Paths of Glory maintains its hard exterior even as the hardships mount. If the attack on the Anthill seemed insurmountable, it has nothing on the kangaroo court Dax would find his men tangled up in. Yet, even as Kubrick decries war, he maintains a very modern point of view: he exonerates the good men who fight it. He doesn't see them as being without flaw, but rather as doing the best they can in the face of absurdity and all the more admirable for it. I think the final scene of the film--which I will not describe in any depth here, in case you have never seen it--befuddled me as a young man, but now it strikes me as absolutely perfect. It is like a flower blooming on a scarred battlefield, a reminder to all of us that as large as life may loom, men (and women) will always find their way back to some kind of common ground. Somehow, the goodness of the human spirit can never be tamped down completely. There will be war, but there will also be survivors, and they will pick up and carry on.

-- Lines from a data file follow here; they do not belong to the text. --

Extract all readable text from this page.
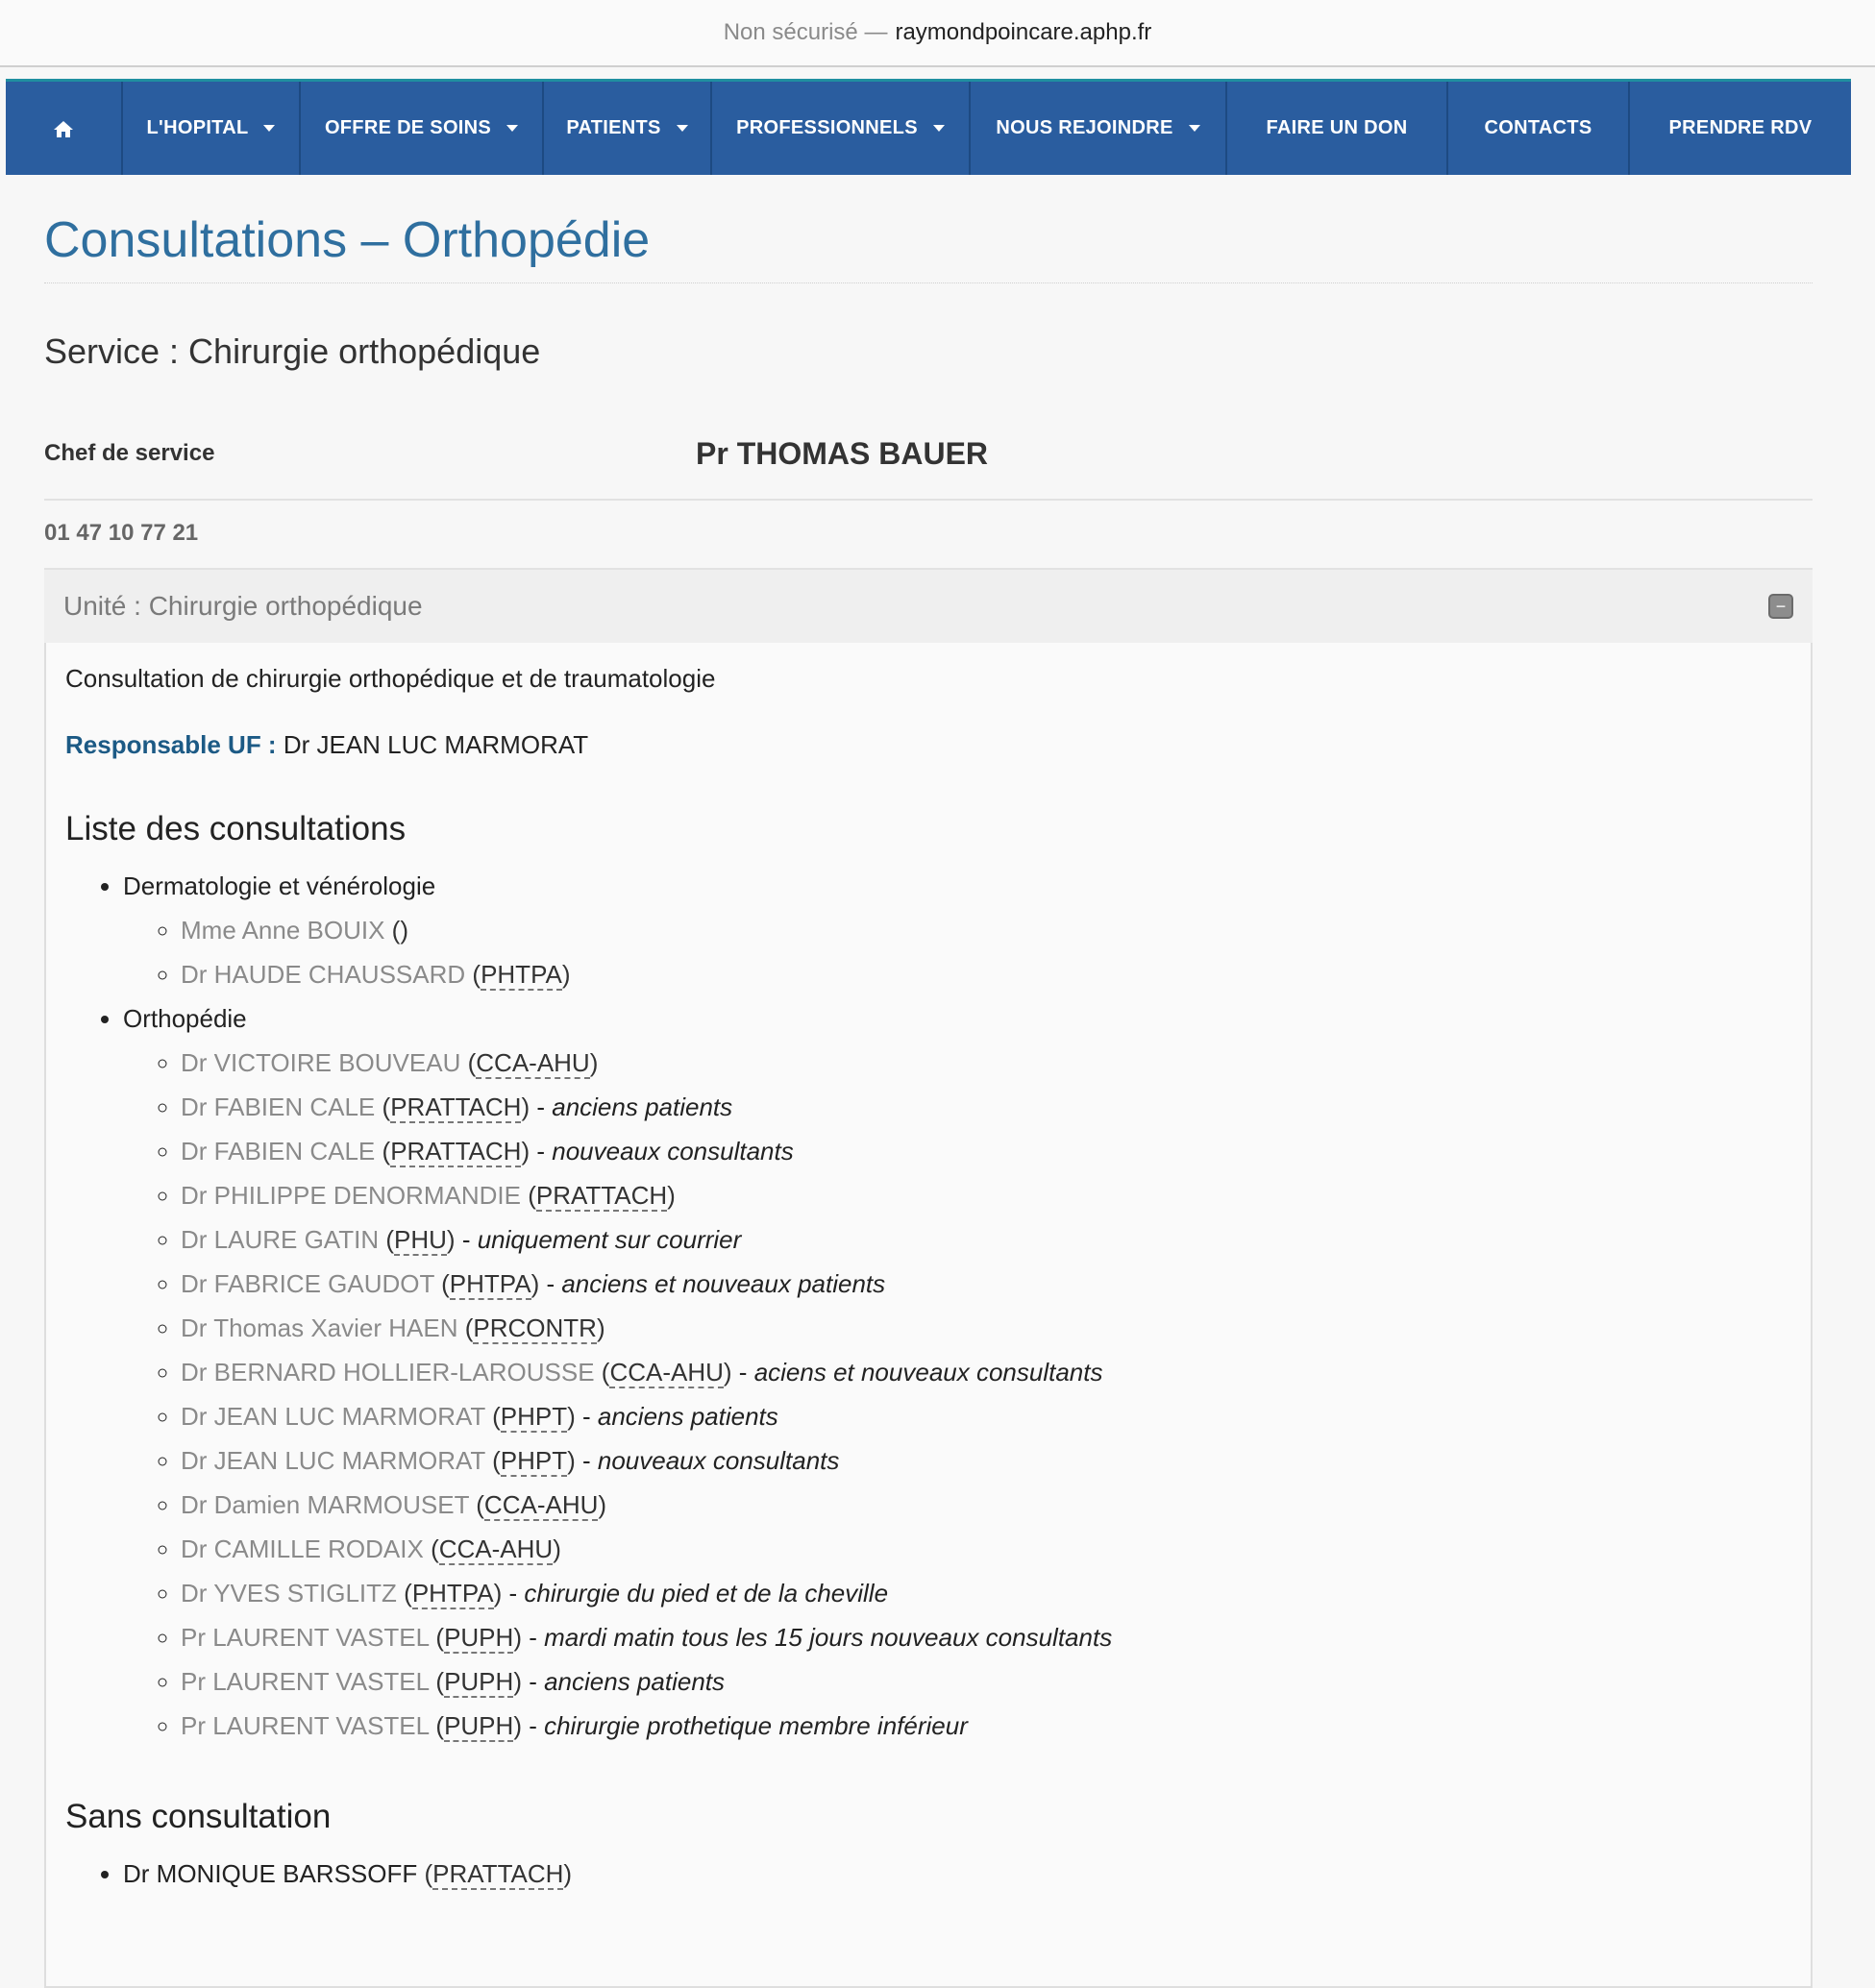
Non sécurisé — raymondpoincare.aphp.fr
L'HOPITAL	OFFRE DE SOINS	PATIENTS	PROFESSIONNELS	NOUS REJOINDRE	FAIRE UN DON	CONTACTS	PRENDRE RDV
Consultations – Orthopédie
Service : Chirurgie orthopédique
Chef de service	Pr THOMAS BAUER
01 47 10 77 21
Unité : Chirurgie orthopédique	−
Consultation de chirurgie orthopédique et de traumatologie
Responsable UF : Dr JEAN LUC MARMORAT
Liste des consultations
• Dermatologie et vénérologie
◦ Mme Anne BOUIX ()
◦ Dr HAUDE CHAUSSARD (PHTPA)
• Orthopédie
◦ Dr VICTOIRE BOUVEAU (CCA-AHU)
◦ Dr FABIEN CALE (PRATTACH) - anciens patients
◦ Dr FABIEN CALE (PRATTACH) - nouveaux consultants
◦ Dr PHILIPPE DENORMANDIE (PRATTACH)
◦ Dr LAURE GATIN (PHU) - uniquement sur courrier
◦ Dr FABRICE GAUDOT (PHTPA) - anciens et nouveaux patients
◦ Dr Thomas Xavier HAEN (PRCONTR)
◦ Dr BERNARD HOLLIER-LAROUSSE (CCA-AHU) - aciens et nouveaux consultants
◦ Dr JEAN LUC MARMORAT (PHPT) - anciens patients
◦ Dr JEAN LUC MARMORAT (PHPT) - nouveaux consultants
◦ Dr Damien MARMOUSET (CCA-AHU)
◦ Dr CAMILLE RODAIX (CCA-AHU)
◦ Dr YVES STIGLITZ (PHTPA) - chirurgie du pied et de la cheville
◦ Pr LAURENT VASTEL (PUPH) - mardi matin tous les 15 jours nouveaux consultants
◦ Pr LAURENT VASTEL (PUPH) - anciens patients
◦ Pr LAURENT VASTEL (PUPH) - chirurgie prothetique membre inférieur
Sans consultation
• Dr MONIQUE BARSSOFF (PRATTACH)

Closed Captioning is available in English.
The disc itself leads with a new audio commentary by critic Gary Giddins, which covers all aspects of the production and the story's historical origins.
Other supplements mainly focus on collecting archival materials and interviews featuring people involved with the movie. From the vaults are a 1966 audio excerpt with Stanley Kubrick (2:15) and a 1979 television interview with Kirk Douglas (29:30), whereas new interviews with Kubrick's regular producer Jan Harlan (just over 9 minutes), his Paths of Glory producer James B. Harris (just over 21 minutes), and actress Christiane Kubrick (just under 7 minutes), credited as Susan Christian for her important appearance in the final scene, add the perspective of time and distance.
History buffs will also like a short piece from French TV that looks at an actual case in WWI that partly inspired Paths of Glory.
Finally, there is a theatrical trailer. All of these extras have been put on this disc in HD.